Lately boys and even men have gotten into the act, like Brennan Blomgren, 17, from St. Paul, Minn., who blogged about wanting to donate his hair and then gave a foot of his blond mop to Pantene Beautiful Lengths. He also held a public cutting event for the charity in December at the Mall of America.
Other donors include Mikey Teutul, a biker known from the television show “American Chopper,” who has twice chopped off his hair for Locks of Love. Prisoners at the Racine Correctional Institute in Sturtevant, Wis., will “grow their hair during their entire incarceration and cut it before they’re released,” said Uv Kamm, the prison’s recreational leader.

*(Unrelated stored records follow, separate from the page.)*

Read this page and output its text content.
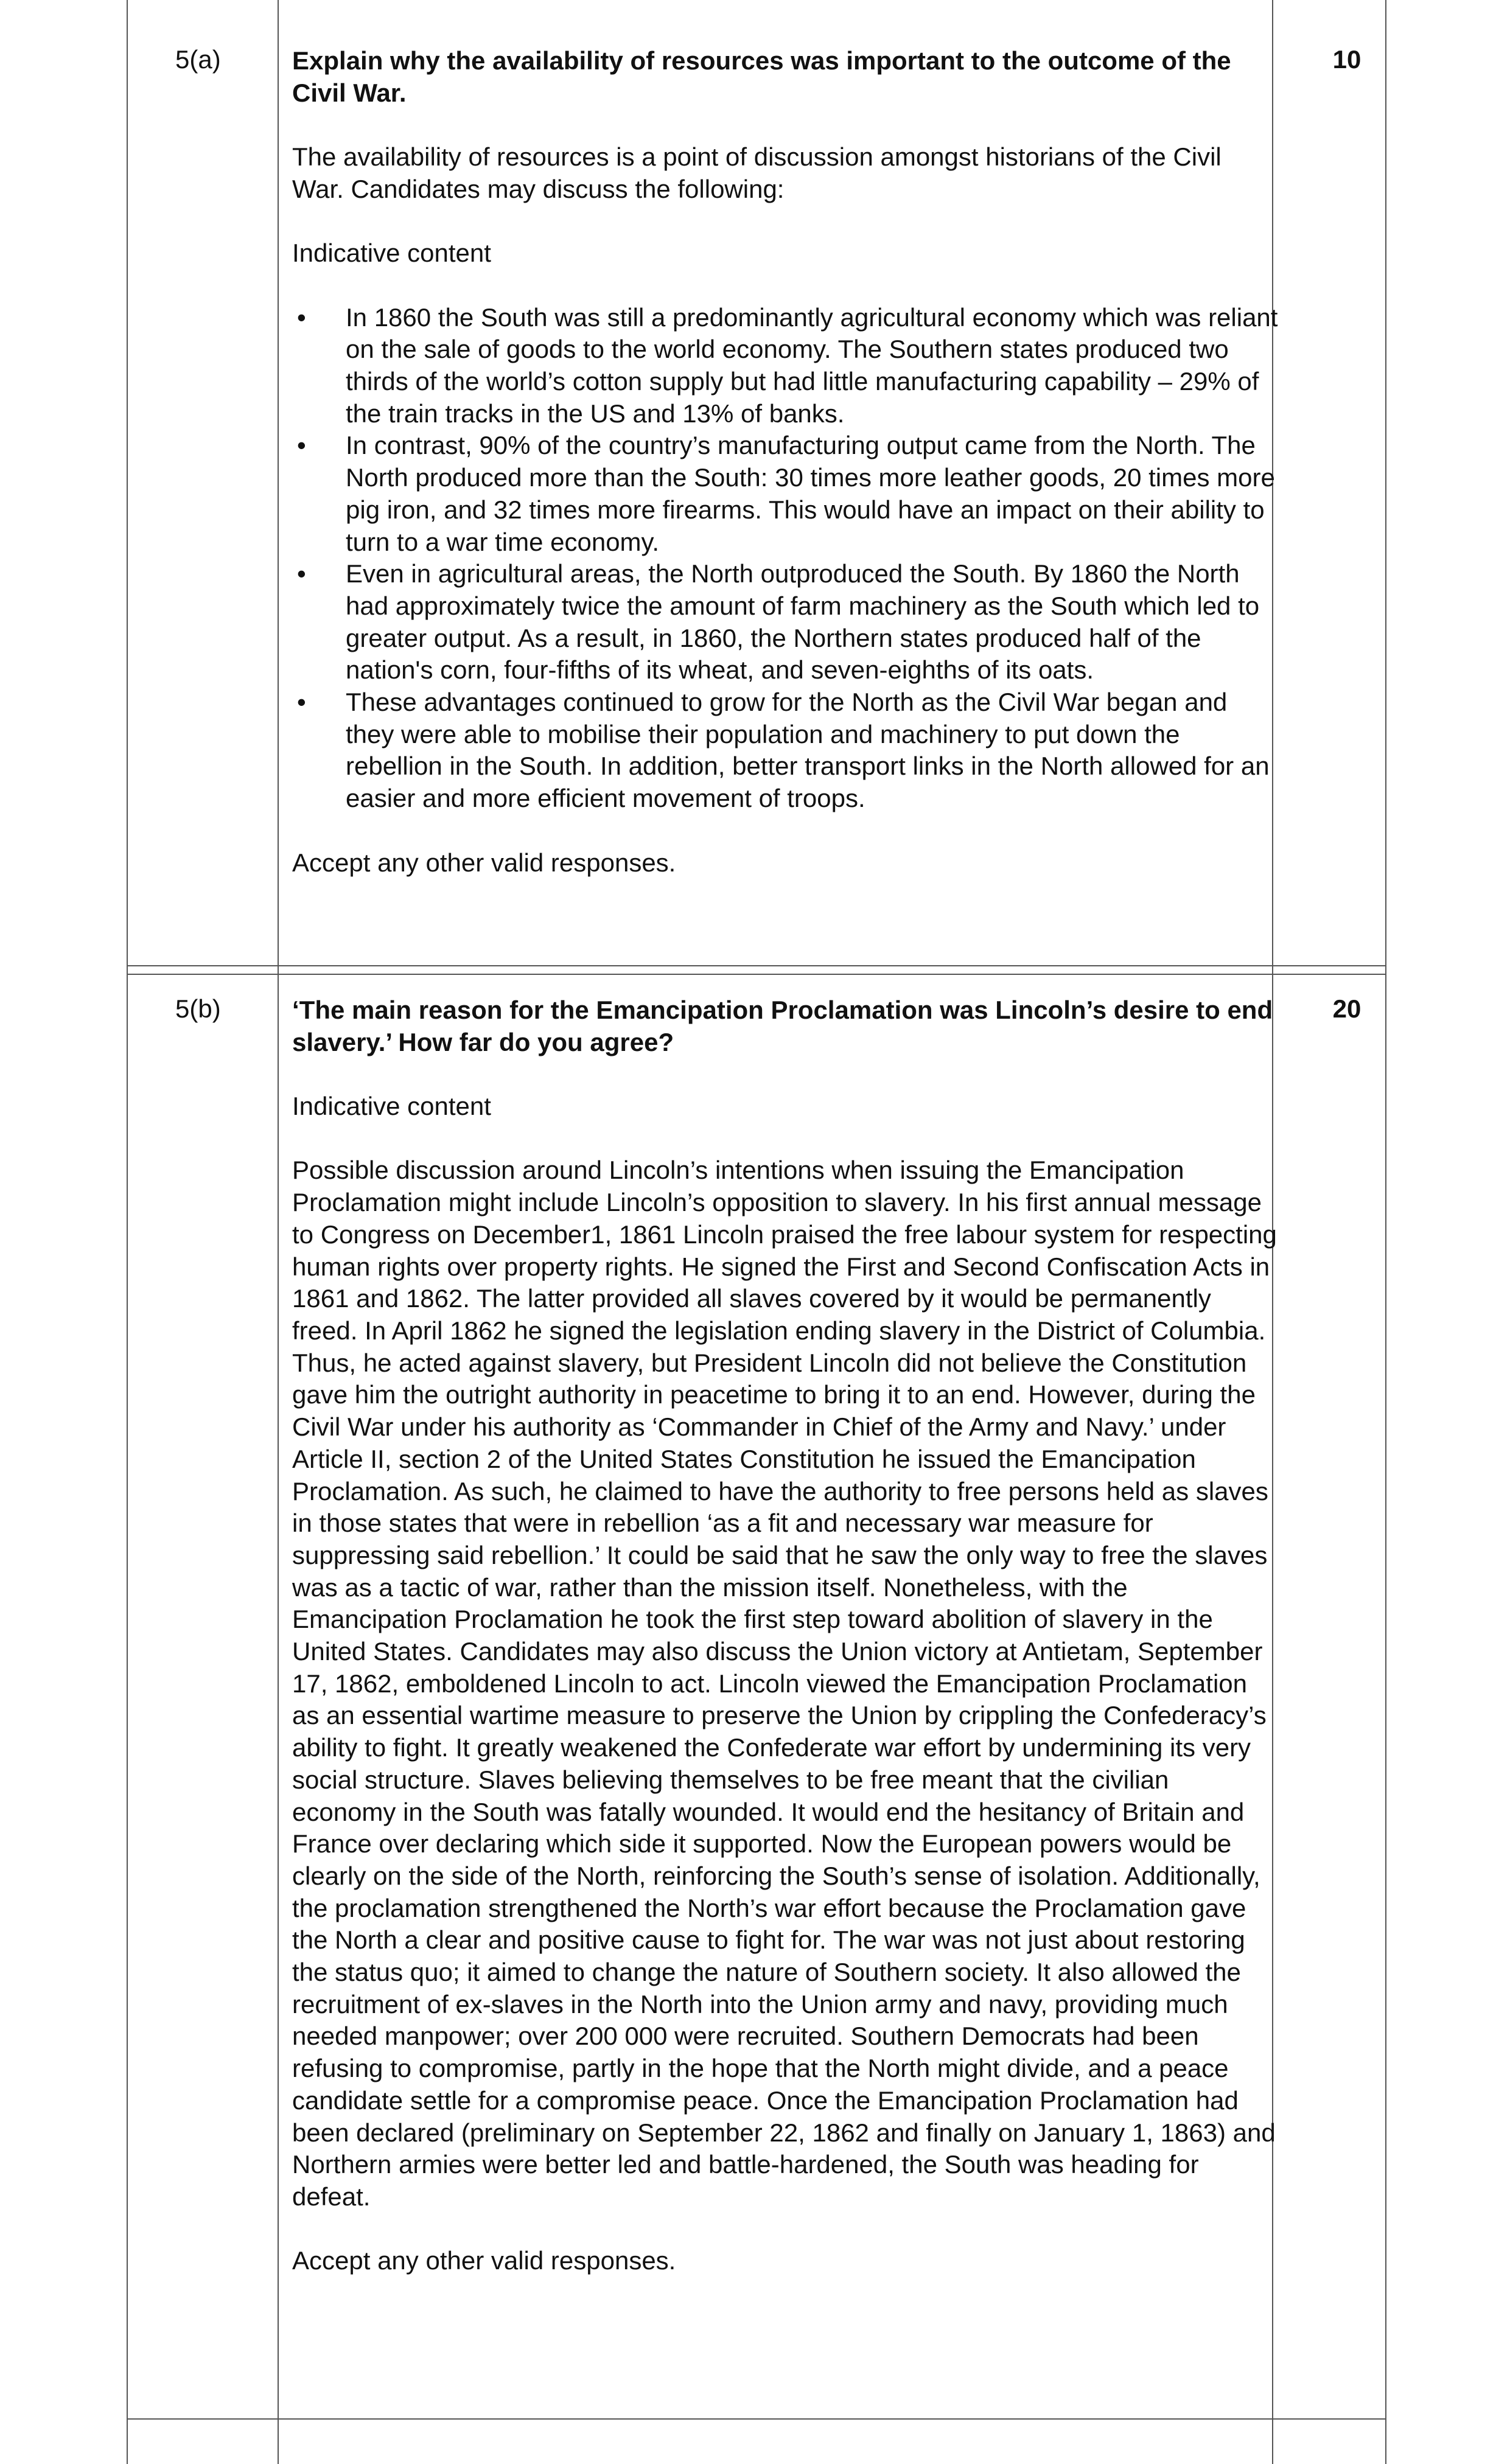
5(a)	10

Explain why the availability of resources was important to the outcome of the Civil War.

The availability of resources is a point of discussion amongst historians of the Civil War. Candidates may discuss the following:

Indicative content

• In 1860 the South was still a predominantly agricultural economy which was reliant on the sale of goods to the world economy. The Southern states produced two thirds of the world’s cotton supply but had little manufacturing capability – 29% of the train tracks in the US and 13% of banks.
• In contrast, 90% of the country’s manufacturing output came from the North. The North produced more than the South: 30 times more leather goods, 20 times more pig iron, and 32 times more firearms. This would have an impact on their ability to turn to a war time economy.
• Even in agricultural areas, the North outproduced the South. By 1860 the North had approximately twice the amount of farm machinery as the South which led to greater output. As a result, in 1860, the Northern states produced half of the nation's corn, four-fifths of its wheat, and seven-eighths of its oats.
• These advantages continued to grow for the North as the Civil War began and they were able to mobilise their population and machinery to put down the rebellion in the South. In addition, better transport links in the North allowed for an easier and more efficient movement of troops.

Accept any other valid responses.

5(b)	20

‘The main reason for the Emancipation Proclamation was Lincoln’s desire to end slavery.’ How far do you agree?

Indicative content

Possible discussion around Lincoln’s intentions when issuing the Emancipation Proclamation might include Lincoln’s opposition to slavery. In his first annual message to Congress on December1, 1861 Lincoln praised the free labour system for respecting human rights over property rights. He signed the First and Second Confiscation Acts in 1861 and 1862. The latter provided all slaves covered by it would be permanently freed. In April 1862 he signed the legislation ending slavery in the District of Columbia. Thus, he acted against slavery, but President Lincoln did not believe the Constitution gave him the outright authority in peacetime to bring it to an end. However, during the Civil War under his authority as ‘Commander in Chief of the Army and Navy.’ under Article II, section 2 of the United States Constitution he issued the Emancipation Proclamation. As such, he claimed to have the authority to free persons held as slaves in those states that were in rebellion ‘as a fit and necessary war measure for suppressing said rebellion.’ It could be said that he saw the only way to free the slaves was as a tactic of war, rather than the mission itself. Nonetheless, with the Emancipation Proclamation he took the first step toward abolition of slavery in the United States. Candidates may also discuss the Union victory at Antietam, September 17, 1862, emboldened Lincoln to act. Lincoln viewed the Emancipation Proclamation as an essential wartime measure to preserve the Union by crippling the Confederacy’s ability to fight. It greatly weakened the Confederate war effort by undermining its very social structure. Slaves believing themselves to be free meant that the civilian economy in the South was fatally wounded. It would end the hesitancy of Britain and France over declaring which side it supported. Now the European powers would be clearly on the side of the North, reinforcing the South’s sense of isolation. Additionally, the proclamation strengthened the North’s war effort because the Proclamation gave the North a clear and positive cause to fight for. The war was not just about restoring the status quo; it aimed to change the nature of Southern society. It also allowed the recruitment of ex-slaves in the North into the Union army and navy, providing much needed manpower; over 200 000 were recruited. Southern Democrats had been refusing to compromise, partly in the hope that the North might divide, and a peace candidate settle for a compromise peace. Once the Emancipation Proclamation had been declared (preliminary on September 22, 1862 and finally on January 1, 1863) and Northern armies were better led and battle-hardened, the South was heading for defeat.

Accept any other valid responses.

The idea that donated hair can benefit a gravely ill woman or child is so pervasive that some long-haired people even report being harassed for not chopping off their locks. Heidi Woeller, 47, an administrative assistant at a hardware company in DeKalb, Ill., whose hair reaches the back of her calves when worn loose, recalled that at an antiques fair last summer two women asked if she intended to donate. When she said no, they berated her, insisting she set an example. “They’re basically asking, ‘What are your charitable intentions this year?’ ” Ms. Woeller said.
Perhaps they would be less adamant if they could visit Ms. Coffman in the Locks of Love office in Florida. Every day the hanks of hair arrive, filling some 10 postal bins, representing the best intentions of donors, but so much of it destined for the trash.
“A check would be easier for me,” Ms. Coffman said. “But would the donors get out of it what they do? No.”